Cryptocurrencies have no dearth of skeptics with relevant domain expertise, and now Nobel laureate Paul Krugman has joined that ever-expanding list of vocal pessimists. Krugman, who was awarded the Nobel Memorial Prize in Economic Sciences in 2008 for his pioneering work linking trade patterns with geography and globalization, compared the current crypto-verse with the stock and housing market crash of 2008 that led to losses worth over a trillion dollars for investors.
In a scathing opinion article for The New York Times, Krugman used the term Big Short — based on the book “The Big Short” by Michael Lewis that documented the housing market bubble — to describe the cryptocurrency industry as the Big Scam. Krugman further added that the whole ecosystem, especially stablecoins, is a “house built not on sand, but on nothing at all.”
One of the key arguments raised by the American economist is why, despite being worth trillions of dollars in market cap, these crypto-assets serve no real purpose when it comes to day-to-day business transactions. Krugman also asks how exactly crypto coins can make transactions easier compared to fiat currency and the existing online banking system. “The answers are always word salad devoid of concrete examples,” he adds.

Krugman cited the example of the housing bubble that kept growing, with only a few folks really able to see through the unchecked growth and bracing for a crash.

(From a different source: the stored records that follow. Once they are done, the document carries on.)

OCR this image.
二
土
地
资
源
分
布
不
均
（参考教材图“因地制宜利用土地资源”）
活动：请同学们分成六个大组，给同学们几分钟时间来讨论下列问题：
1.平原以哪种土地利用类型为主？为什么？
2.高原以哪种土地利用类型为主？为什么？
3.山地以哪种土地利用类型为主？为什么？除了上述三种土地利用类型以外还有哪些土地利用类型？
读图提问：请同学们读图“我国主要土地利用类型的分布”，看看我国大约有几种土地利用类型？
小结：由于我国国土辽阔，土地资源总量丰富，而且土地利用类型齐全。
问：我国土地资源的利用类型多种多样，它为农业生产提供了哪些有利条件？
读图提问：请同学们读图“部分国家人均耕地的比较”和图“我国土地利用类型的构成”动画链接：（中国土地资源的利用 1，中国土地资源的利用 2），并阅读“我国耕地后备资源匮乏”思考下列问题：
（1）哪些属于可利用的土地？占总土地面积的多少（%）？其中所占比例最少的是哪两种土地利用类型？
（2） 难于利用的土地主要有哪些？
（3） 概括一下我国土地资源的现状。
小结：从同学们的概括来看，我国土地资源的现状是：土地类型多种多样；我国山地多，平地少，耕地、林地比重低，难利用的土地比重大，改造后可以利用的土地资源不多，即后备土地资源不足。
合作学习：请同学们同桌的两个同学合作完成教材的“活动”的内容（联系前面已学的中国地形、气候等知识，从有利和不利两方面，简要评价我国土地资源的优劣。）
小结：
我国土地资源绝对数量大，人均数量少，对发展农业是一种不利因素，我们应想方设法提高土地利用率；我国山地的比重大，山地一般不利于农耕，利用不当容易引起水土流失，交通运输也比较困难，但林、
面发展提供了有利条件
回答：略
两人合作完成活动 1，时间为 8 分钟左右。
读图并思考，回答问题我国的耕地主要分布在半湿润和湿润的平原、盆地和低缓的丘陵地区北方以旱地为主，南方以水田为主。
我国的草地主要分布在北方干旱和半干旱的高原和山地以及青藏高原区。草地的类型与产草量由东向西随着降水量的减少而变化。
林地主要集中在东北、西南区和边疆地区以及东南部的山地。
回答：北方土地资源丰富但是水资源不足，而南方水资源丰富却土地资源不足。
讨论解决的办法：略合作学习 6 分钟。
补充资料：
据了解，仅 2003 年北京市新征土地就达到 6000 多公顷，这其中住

The cryptocurrency world is going through somewhat of a similar phase. In just a span of six months, the crypto world lost over a trillion dollars in value. Bitcoin, the shining star of the crypto economy, is currently trading at around $30,000 dollars per coin, less than half of the peak it hit in 2021.
But it’s not just the tumultuous state of crypto coins that Krugman raises alarms about. The Nobel prize winner also notes how cryptocurrencies are becoming the favorite of criminals trying to launder money. Despite the existence of exchanges and the whole shebang around blockchain’s traceable design, cybercriminals have gotten away with hundreds of millions of dollars in assets using shady mixer services.
However, Krugman is not the only one comparing cryptocurrencies to a bubble. In a CNBC interaction last year, David Rosenberg, President and Chief Economist & Strategist at Rosenberg Research, touted Bitcoin to be one of the biggest bubbles out there, further adding that no one can predict when it’s going to burst. When the topic was broached in 2018, Warren Buffet told CNBC that he was certain about cryptocurrencies coming to a bad end.